The United States’ recent pattern of withdrawing from and withholding funds to international organisations has forced a reckoning over the practical costs of politicising multilateralism. Washington announced a formal withdrawal from the World Health Organization in an executive order signed on 20 January 2025, and later declared it would again leave UNESCO; yet U.S. non‑payment of assessed and voluntary contributions has continued, prompting blunt public reminders from agency officials that exit is conditional on settling arrears.
World Health Organization spokespeople have been blunt: the WHO’s rules permit a member to withdraw, but outstanding assessed contributions must be paid before the exit becomes effective. The organisation says the United States has not paid its assessed dues for 2024 and 2025, amounting to roughly $260 million, on top of regular voluntary funding that typically totals $200–$400 million a year for targeted programmes such as vaccination and disease surveillance.
Across the United Nations system, the numbers are larger and more consequential. Washington is the single largest assessed contributor to the UN regular and peacekeeping budgets, yet its unpaid balances have fluctuated into the billions. UN officials have repeatedly publicised arrears that range from more than $1 billion in a single year to cumulative shortfalls exceeding $3 billion, with separate figures cited for the regular budget, peacekeeping and specialised agencies such as UNESCO, where U.S. arrears have been reported at over $600 million.
The immediate impacts are tangible: agencies report cash shortfalls, curtailed services and the relocation of posts away from New York. The UN Development Programme has announced a reconfiguration that will move nearly 400 posts from its New York headquarters to Germany and Spain as part of a broader push to be closer to project sites and to adapt to constrained budgets. Smaller entrances and operational cutbacks at UN headquarters this year have been explained publicly by the secretary‑general as consequences of late or missing payments by member states.
Beyond balance‑sheet pains, the political signal is sharp. Analysts inside and outside China interpret U.S. withholding as a deliberate use of financial leverage to compel agencies to follow Washington’s priorities—or to step aside entirely. Chinese scholars and officials quoted by state outlets argue that the behaviour undermines the United States’ soft power and legitimacy as a “responsible great power,” while many Western diplomats privately worry that the approach is pushing multilateral institutions to rebalance governance and funding away from Washington.

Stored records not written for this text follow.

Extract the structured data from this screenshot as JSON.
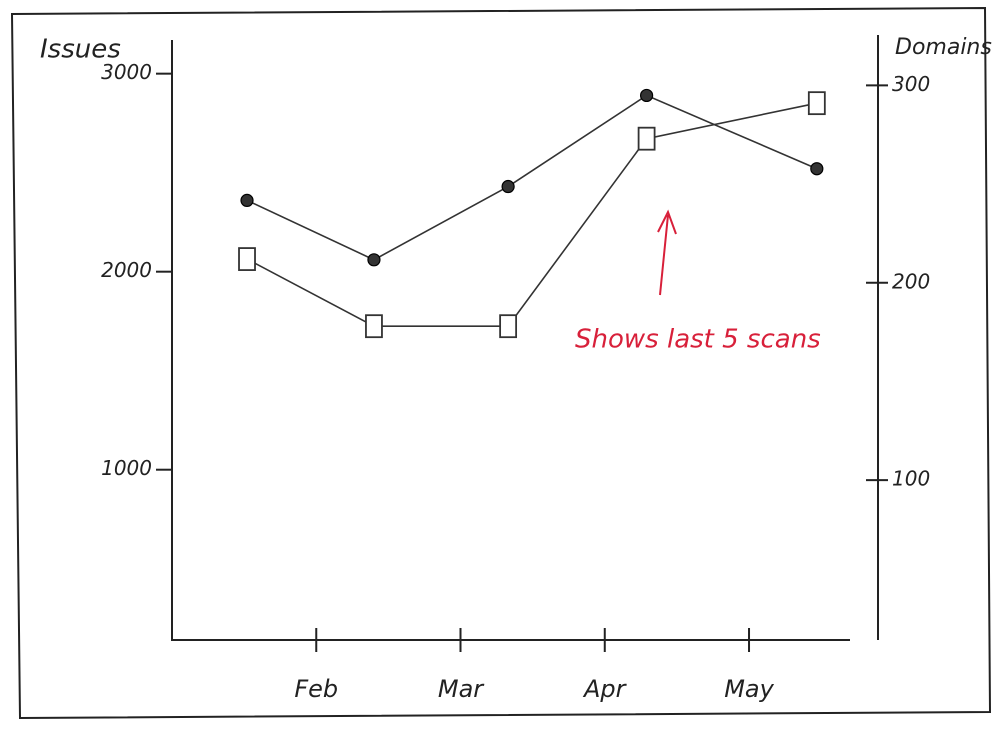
{
  "chart_data": {
    "type": "line",
    "y_label": "Issues",
    "y2_label": "Domains",
    "annotation": "Shows last 5 scans",
    "x": [
      1.52,
      2.4,
      3.33,
      4.29,
      5.47
    ],
    "xlim": [
      1.0,
      5.7
    ],
    "xticks": [
      {
        "value": 2,
        "label": "Feb"
      },
      {
        "value": 3,
        "label": "Mar"
      },
      {
        "value": 4,
        "label": "Apr"
      },
      {
        "value": 5,
        "label": "May"
      }
    ],
    "ylim": [
      140,
      3170
    ],
    "yticks": [
      1000,
      2000,
      3000
    ],
    "y2lim": [
      19,
      323
    ],
    "y2ticks": [
      100,
      200,
      300
    ],
    "series": [
      {
        "marker": "circle",
        "color": "#333333",
        "values": [
          2360,
          2060,
          2430,
          2890,
          2520
        ]
      },
      {
        "marker": "square",
        "color": "#333333",
        "axis": "y2",
        "values": [
          212,
          178,
          178,
          273,
          291
        ]
      }
    ]
  }
}
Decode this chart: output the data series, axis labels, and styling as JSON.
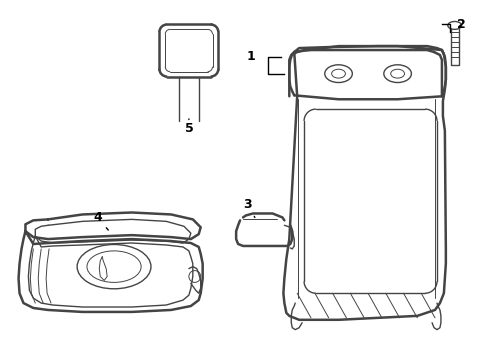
{
  "background_color": "#ffffff",
  "line_color": "#444444",
  "label_color": "#000000",
  "figsize": [
    4.9,
    3.6
  ],
  "dpi": 100
}
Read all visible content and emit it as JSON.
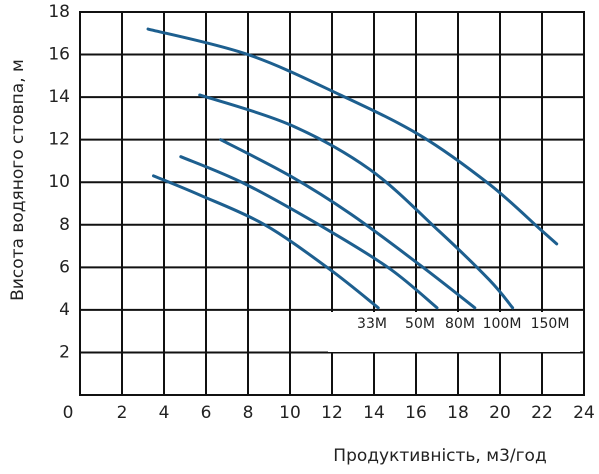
{
  "chart_data": {
    "type": "line",
    "x_label": "Продуктивність, м3/год",
    "y_label": "Висота водяного стовпа, м",
    "xlim": [
      0,
      24
    ],
    "ylim": [
      0,
      18
    ],
    "xticks": [
      0,
      2,
      4,
      6,
      8,
      10,
      12,
      14,
      16,
      18,
      20,
      22,
      24
    ],
    "yticks": [
      2,
      4,
      6,
      8,
      10,
      12,
      14,
      16,
      18
    ],
    "grid": true,
    "series": [
      {
        "name": "33M",
        "color": "#1d5f8f",
        "x": [
          3.5,
          5.7,
          8.8,
          11.9,
          14.2
        ],
        "values": [
          10.3,
          9.4,
          8.0,
          5.9,
          4.1
        ]
      },
      {
        "name": "50M",
        "color": "#1d5f8f",
        "x": [
          4.8,
          7.9,
          11.9,
          14.8,
          17.0
        ],
        "values": [
          11.2,
          9.9,
          7.7,
          5.9,
          4.1
        ]
      },
      {
        "name": "80M",
        "color": "#1d5f8f",
        "x": [
          6.7,
          10.0,
          12.9,
          16.2,
          18.8
        ],
        "values": [
          12.0,
          10.3,
          8.5,
          6.1,
          4.1
        ]
      },
      {
        "name": "100M",
        "color": "#1d5f8f",
        "x": [
          5.7,
          10.0,
          13.8,
          17.1,
          19.5,
          20.6
        ],
        "values": [
          14.1,
          12.7,
          10.6,
          7.7,
          5.4,
          4.1
        ]
      },
      {
        "name": "150M",
        "color": "#1d5f8f",
        "x": [
          3.24,
          8.0,
          12.4,
          16.2,
          19.5,
          21.9,
          22.7
        ],
        "values": [
          17.2,
          16.0,
          14.1,
          12.2,
          9.9,
          7.8,
          7.1
        ]
      }
    ]
  }
}
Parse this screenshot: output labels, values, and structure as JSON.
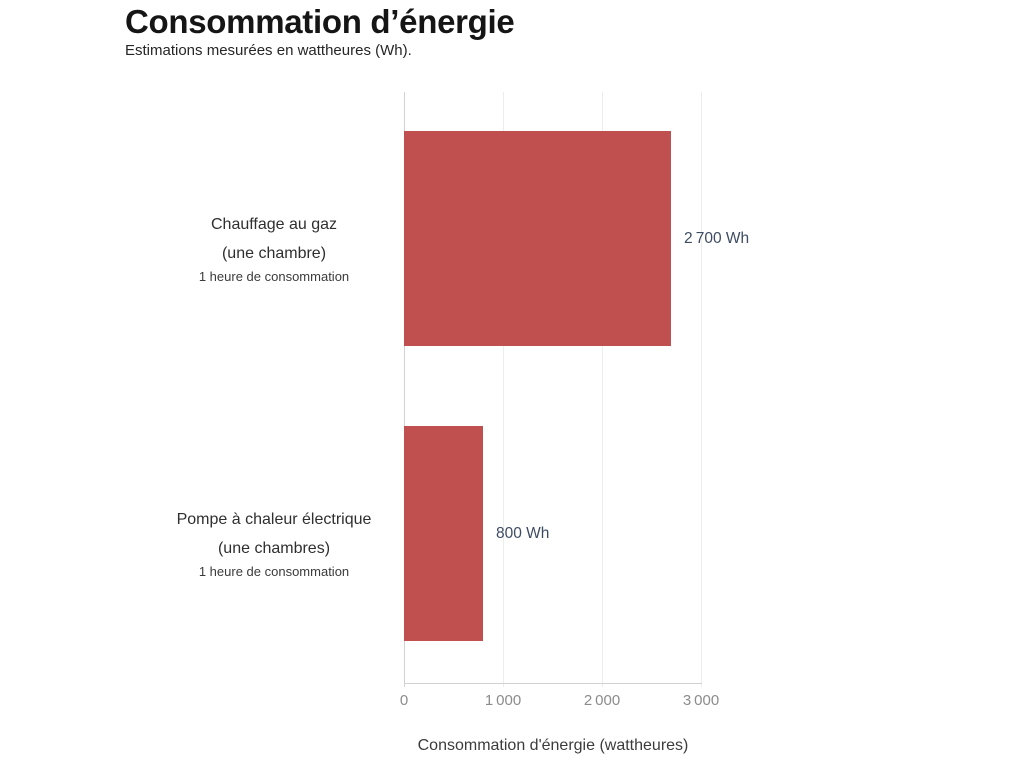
{
  "header": {
    "title": "Consommation d’énergie",
    "subtitle": "Estimations mesurées en wattheures (Wh)."
  },
  "colors": {
    "bar": "#bf504f",
    "value_label": "#3e4c63",
    "category_text": "#2f2f2f",
    "category_small_text": "#3b3b3b",
    "tick_label": "#8c8c8c",
    "axis_line": "#d2d2d2",
    "gridline": "#ededed",
    "title": "#151515",
    "subtitle": "#262626",
    "axis_title": "#3c3c3c",
    "background": "#ffffff"
  },
  "chart_data": {
    "type": "bar",
    "orientation": "horizontal",
    "title": "Consommation d’énergie",
    "subtitle": "Estimations mesurées en wattheures (Wh).",
    "xlabel": "Consommation d'énergie (wattheures)",
    "xlim": [
      0,
      3000
    ],
    "grid": true,
    "legend": "none",
    "categories": [
      {
        "name": "Chauffage au gaz",
        "qualifier": "(une chambre)",
        "note": "1 heure de consommation",
        "value": 2700,
        "value_label": "2 700 Wh"
      },
      {
        "name": "Pompe à chaleur électrique",
        "qualifier": "(une chambres)",
        "note": "1 heure de consommation",
        "value": 800,
        "value_label": "800 Wh"
      }
    ],
    "x_ticks": [
      {
        "value": 0,
        "label": "0"
      },
      {
        "value": 1000,
        "label": "1 000"
      },
      {
        "value": 2000,
        "label": "2 000"
      },
      {
        "value": 3000,
        "label": "3 000"
      }
    ]
  }
}
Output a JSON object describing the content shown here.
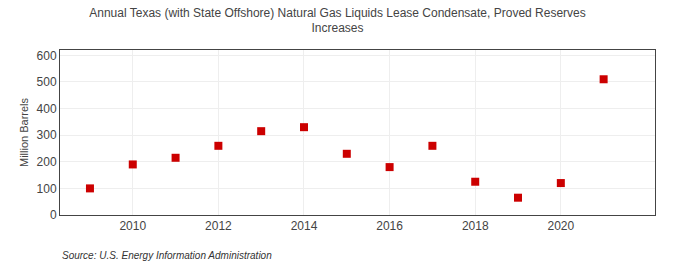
{
  "chart_data": {
    "type": "scatter",
    "title": "Annual Texas (with State Offshore) Natural Gas Liquids Lease Condensate, Proved Reserves\nIncreases",
    "ylabel": "Million Barrels",
    "annotation": "Source: U.S. Energy Information Administration",
    "x": [
      2009,
      2010,
      2011,
      2012,
      2013,
      2014,
      2015,
      2016,
      2017,
      2018,
      2019,
      2020,
      2021
    ],
    "values": [
      100,
      190,
      215,
      260,
      315,
      330,
      230,
      180,
      260,
      125,
      65,
      120,
      510
    ],
    "xlim": [
      2008.3,
      2022.2
    ],
    "ylim": [
      0,
      620
    ],
    "xticks": [
      2010,
      2012,
      2014,
      2016,
      2018,
      2020
    ],
    "yticks": [
      0,
      100,
      200,
      300,
      400,
      500,
      600
    ],
    "color": "#cc0000",
    "marker": "square",
    "grid": true
  }
}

The legal consequences are limited but symbolic: the UN Charter allows a member that is years in arrears to lose its vote in the General Assembly, though the bar is high and enforcement politically fraught. Practically, repeated non‑payment risks accelerating a long‑term shift in where institutions locate authority and staff, how they budget, and which donor coalitions call the shots—effectively weakening agencies at a time when global governance faces mounting collective challenges from pandemics to climate change.